O que é um Certificado de Análise (CA)?
Um Certificado de Análise (CA) é um documento oficial gerado por um laboratório que delineia os resultados de um ou mais testes laboratoriais. Ele também pode incluir especificações e métodos analíticos, e é assinado por um representante autorizado por meio manual ou eletrônico. O formato e o conteúdo de um CA podem ser estruturados com base nos critérios internos do laboratório, requisitos regulatórios ou padrões estabelecidos por órgãos relevantes de padronização.
Os CAs têm ampla aplicação em diversas indústrias, incluindo suplementos alimentares, farmacêuticos, itens alimentícios e produtos cosméticos. Normalmente, eles são emitidos por laboratórios imparciais de terceiros especializados em testes e análises. Clientes, órgãos reguladores e outras partes interessadas frequentemente buscam CAs como evidência concreta da qualidade e segurança de um produto.
Propósito de um CA
A importância dos CAs surge de seu papel em construir confiança de que um produto passou por exame e escrutínio rigorosos para confirmar sua qualidade e pureza. Eles servem como meio de verificação de que o produto atende aos parâmetros designados correspondentes e está livre de contaminantes indesejáveis, como metais pesados ou microrganismos prejudiciais. Além disso, os CAs são indispensáveis para validar a conformidade do produto com regulamentações federais e estaduais.
O CA desempenha um papel multifacetado além de ser uma mera ferramenta de inspeção de produto. Com o fluxo contínuo de materiais entre vários locais, o CA é capaz de funcionar como um documento essencial que transmite informações detalhadas de um fornecedor de material para um usuário de material. Também é possível para o receptor comparar as informações fornecidas no CA do fornecedor com suas próprias especificações para determinar se o material atende aos critérios necessários.
Componentes de um CA
Os resultados em um CA devem ser entregues com precisão, transparência, clareza e objetividade, tipicamente na forma de um relatório (como relatório de teste, certificado de calibração ou relatório de amostragem).
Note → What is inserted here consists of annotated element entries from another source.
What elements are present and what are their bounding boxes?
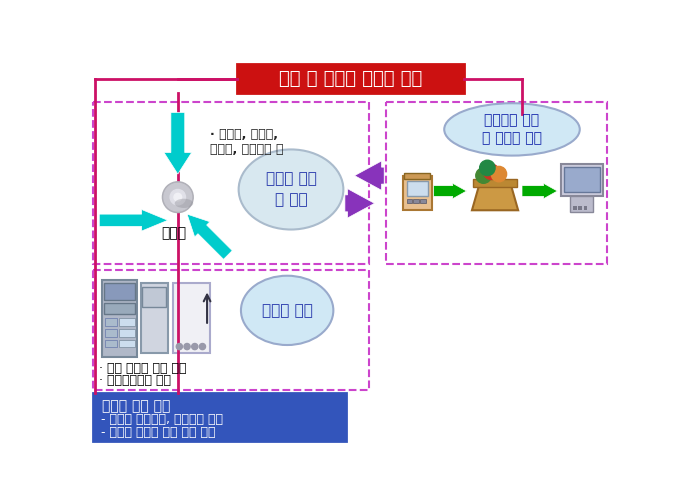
Ellipse shape: [175, 199, 193, 208]
Polygon shape: [164, 113, 192, 174]
Polygon shape: [434, 183, 466, 199]
Bar: [386, 103, 608, 264]
Text: - 국내외 지정현황, 사용기준 조사: - 국내외 지정현황, 사용기준 조사: [101, 413, 223, 426]
Text: 분석법 확립
및 검증: 분석법 확립 및 검증: [265, 171, 316, 207]
Bar: [173, 284, 210, 353]
Bar: [413, 199, 419, 202]
Bar: [106, 318, 117, 326]
Bar: [119, 318, 134, 326]
Circle shape: [162, 182, 193, 212]
Polygon shape: [100, 209, 168, 231]
Text: · 시료 전처리 조건 검토: · 시료 전처리 조건 검토: [100, 362, 187, 375]
Text: 국내외 자료 조사: 국내외 자료 조사: [102, 399, 170, 413]
Bar: [386, 103, 608, 264]
Bar: [473, 179, 517, 187]
Bar: [404, 173, 430, 179]
Bar: [104, 303, 136, 314]
Bar: [143, 287, 166, 307]
Bar: [584, 206, 587, 210]
Text: - 국내외 분석법 관련 자료 조사: - 국내외 분석법 관련 자료 조사: [101, 426, 216, 439]
Bar: [106, 340, 117, 347]
Bar: [93, 103, 369, 264]
Ellipse shape: [239, 149, 343, 229]
Bar: [119, 340, 134, 347]
Polygon shape: [522, 183, 557, 199]
Bar: [563, 167, 599, 192]
Bar: [93, 393, 346, 440]
Bar: [402, 176, 432, 210]
Text: · 기기분석조건 검토: · 기기분석조건 검토: [100, 374, 171, 387]
Circle shape: [199, 344, 205, 350]
Bar: [573, 206, 577, 210]
Circle shape: [176, 344, 183, 350]
Bar: [106, 329, 117, 337]
Bar: [561, 164, 603, 196]
Bar: [141, 284, 168, 353]
Ellipse shape: [241, 276, 333, 345]
Bar: [406, 199, 412, 202]
Bar: [420, 199, 426, 202]
Bar: [93, 103, 369, 264]
Bar: [104, 284, 136, 301]
Text: · 재현성, 회수율,
직선성, 정량한계 등: · 재현성, 회수율, 직선성, 정량한계 등: [210, 128, 284, 156]
Bar: [569, 196, 593, 212]
Bar: [237, 64, 464, 93]
Bar: [93, 271, 369, 390]
Ellipse shape: [444, 103, 580, 156]
Circle shape: [192, 344, 198, 350]
Text: 분석법 검토: 분석법 검토: [262, 303, 312, 318]
Bar: [119, 329, 134, 337]
Circle shape: [491, 166, 507, 182]
Bar: [406, 181, 428, 196]
Circle shape: [484, 164, 499, 179]
Circle shape: [164, 183, 192, 211]
Circle shape: [170, 189, 186, 205]
Text: 국내유통 식품
중 함유량 조사: 국내유통 식품 중 함유량 조사: [482, 113, 542, 146]
Text: 식품 중 카르민 분석법 확립: 식품 중 카르민 분석법 확립: [279, 70, 422, 88]
Text: 최적화: 최적화: [162, 226, 187, 240]
Polygon shape: [472, 183, 518, 210]
Circle shape: [479, 160, 495, 176]
Bar: [578, 206, 582, 210]
Bar: [93, 271, 369, 390]
Polygon shape: [355, 161, 384, 190]
Polygon shape: [187, 214, 233, 260]
Bar: [102, 280, 137, 357]
Circle shape: [476, 168, 491, 183]
Circle shape: [174, 193, 181, 201]
Polygon shape: [345, 189, 374, 218]
Circle shape: [184, 344, 190, 350]
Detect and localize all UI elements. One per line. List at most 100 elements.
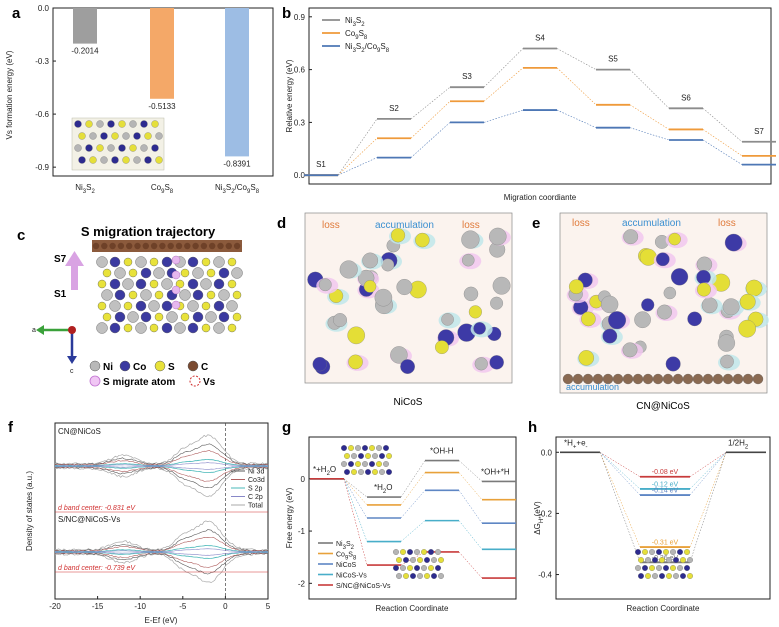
panel-letter-d: d — [277, 215, 286, 232]
a-atom — [155, 156, 163, 164]
h-struct-atom — [659, 573, 665, 579]
f-dos-curve — [54, 466, 269, 489]
panel-e-loss-left: loss — [572, 218, 590, 229]
c-atom — [123, 301, 133, 311]
b-legend-label: Ni3S2/Co9S8 — [345, 42, 390, 54]
density-atom — [339, 260, 358, 279]
a-atom — [133, 132, 141, 140]
c-atom — [227, 279, 237, 289]
b-connector — [629, 127, 670, 141]
b-connector — [556, 109, 597, 128]
f-dos-curve — [55, 548, 269, 553]
panel-letter-b: b — [282, 5, 291, 22]
panel-a-crystal-structure — [71, 117, 165, 171]
b-connector — [629, 69, 670, 109]
a-atom — [140, 144, 148, 152]
panel-h-hydrogen-chart: ΔGH*(eV) Reaction Coordinate 0.0 -0.2 -0.4… — [533, 436, 771, 613]
h-connector-left — [599, 452, 641, 563]
c-atom — [140, 311, 152, 323]
f-xtick-label: -15 — [92, 602, 104, 611]
g-series-nicos — [310, 478, 516, 525]
c-legend-vs-dot — [189, 375, 201, 387]
g-state-label: *+H2O — [313, 465, 336, 477]
h-value-label: -0.12 eV — [652, 481, 679, 488]
b-connector — [410, 101, 451, 139]
c-atom — [187, 278, 199, 290]
a-category-label: Co9S8 — [151, 183, 174, 195]
g-struct-atom — [362, 461, 368, 467]
panel-a-bars: -0.2014 -0.5133 -0.8391 — [71, 8, 251, 168]
c-atom — [135, 278, 147, 290]
c-legend-dot-ni — [89, 360, 101, 372]
h-value-label: -0.14 eV — [652, 488, 679, 495]
g-struct-atom — [386, 453, 392, 459]
h-struct-atom — [680, 557, 686, 563]
density-atom — [381, 258, 395, 272]
g-struct-atom — [358, 453, 364, 459]
h-struct-atom — [642, 549, 648, 555]
density-atom — [670, 268, 689, 286]
h-ytick-label: -0.4 — [538, 571, 552, 580]
g-struct-atom — [344, 469, 350, 475]
c-carbon-atom — [167, 242, 174, 250]
a-ytick-label: -0.3 — [35, 57, 49, 66]
panel-c-axes-gizmo: a c — [32, 325, 77, 375]
a-ytick-label: 0.0 — [38, 4, 50, 13]
a-atom — [151, 144, 159, 152]
g-struct-atom — [424, 573, 430, 579]
panel-e-accumulation-bottom: accumulation — [566, 382, 619, 392]
a-atom — [144, 156, 152, 164]
c-atom — [232, 312, 242, 322]
c-atom — [201, 323, 211, 333]
b-connector — [702, 108, 743, 142]
c-atom — [109, 300, 121, 312]
g-struct-atom — [414, 565, 420, 571]
density-atom — [492, 276, 511, 295]
b-ytick-label: 0.9 — [294, 13, 306, 22]
h-connector-left — [599, 452, 641, 477]
a-atom — [111, 156, 119, 164]
c-atom — [206, 290, 216, 300]
f-dos-curve — [55, 465, 269, 470]
c-atom — [153, 267, 165, 279]
density-atom — [701, 297, 718, 314]
c-atom — [102, 312, 112, 322]
a-atom — [107, 144, 115, 152]
c-atom — [227, 323, 237, 333]
h-struct-atom — [635, 549, 641, 555]
a-value-label: -0.2014 — [71, 47, 99, 56]
panel-f-dos-chart: Density of states (a.u.) E-Ef (eV) -20 -1… — [25, 422, 271, 625]
panel-b-state-labels: S1 S2 S3 S4 S5 S6 S7 — [316, 33, 764, 169]
c-atom — [123, 257, 133, 267]
a-atom — [78, 156, 86, 164]
h-ytick-label: -0.2 — [538, 509, 552, 518]
c-atom — [213, 300, 225, 312]
c-legend-migrate-label: S migrate atom — [103, 377, 175, 388]
b-state-s6: S6 — [681, 93, 691, 102]
g-struct-atom — [421, 565, 427, 571]
g-struct-atom — [376, 445, 382, 451]
f-dos-curve — [54, 434, 269, 466]
f-dos-curve — [54, 552, 269, 575]
c-atom — [179, 289, 191, 301]
panel-letter-h: h — [528, 419, 537, 436]
c-atom — [114, 289, 126, 301]
f-dos-curve — [54, 443, 269, 466]
a-atom — [85, 120, 93, 128]
h-struct-atom — [649, 565, 655, 571]
c-atom — [161, 278, 173, 290]
g-struct-atom — [372, 469, 378, 475]
g-struct-atom — [400, 549, 406, 555]
b-connector — [337, 118, 378, 176]
h-start-label: *H++e- — [564, 438, 588, 450]
h-struct-atom — [642, 565, 648, 571]
a-atom — [74, 144, 82, 152]
h-struct-atom — [663, 565, 669, 571]
a-atom — [100, 156, 108, 164]
density-atom — [634, 311, 651, 329]
g-struct-atom — [421, 549, 427, 555]
f-dos-curve — [54, 544, 269, 553]
g-connector — [343, 478, 368, 519]
c-atom — [200, 278, 212, 290]
panel-h-xlabel: Reaction Coordinate — [627, 604, 700, 613]
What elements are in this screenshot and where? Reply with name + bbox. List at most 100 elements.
O CA deve abranger todos os dados que foram acordados mutuamente com o cliente e são essenciais para compreender os resultados.
De acordo com as diretrizes da ISO/IEC 17025 para Requisitos Gerais para a Competência de Laboratórios de Testes e Calibração, os componentes principais de um CA podem ser entendidos como:
- um título (por exemplo, “Relatório de Teste”, “Certificado de Calibração” ou “Relatório de Amostragem”);
- o nome e endereço do laboratório;
- o local de realização das atividades do laboratório, incluindo quando realizado na instalação do cliente ou em locais afastados das instalações permanentes do laboratório ou em instalações temporárias ou móveis associadas;
- identificação única que todos os seus componentes sejam reconhecidos como parte de um relatório completo e uma identificação clara do fim;
- o nome e informações de contato do cliente;
- identificação do método utilizado;
- uma descrição, identificação inequívoca e, quando necessário, a condição do item;
- a data de recebimento do(s) item(ns) de teste ou calibração, e a data de amostragem, quando isso for crítico para a validade e aplicação dos resultados;
- a(s) data(s) de realização da atividade do laboratório;
- a data de emissão do relatório;
- referência ao plano de amostragem e método de amostragem utilizado pelo laboratório ou outros órgãos quando esses forem relevantes para a validade ou aplicação dos resultados;
- uma declaração no sentido de que os resultados se relacionam apenas aos itens testados, calibrados ou amostrados;
- os resultados com, quando apropriado, as unidades de medida;
- adições a, desvios ou exclusões do método;
- identificação da(s) pessoa(s) que autoriza(m) o relatório;
- identificação clara quando os resultados são de provedores externos.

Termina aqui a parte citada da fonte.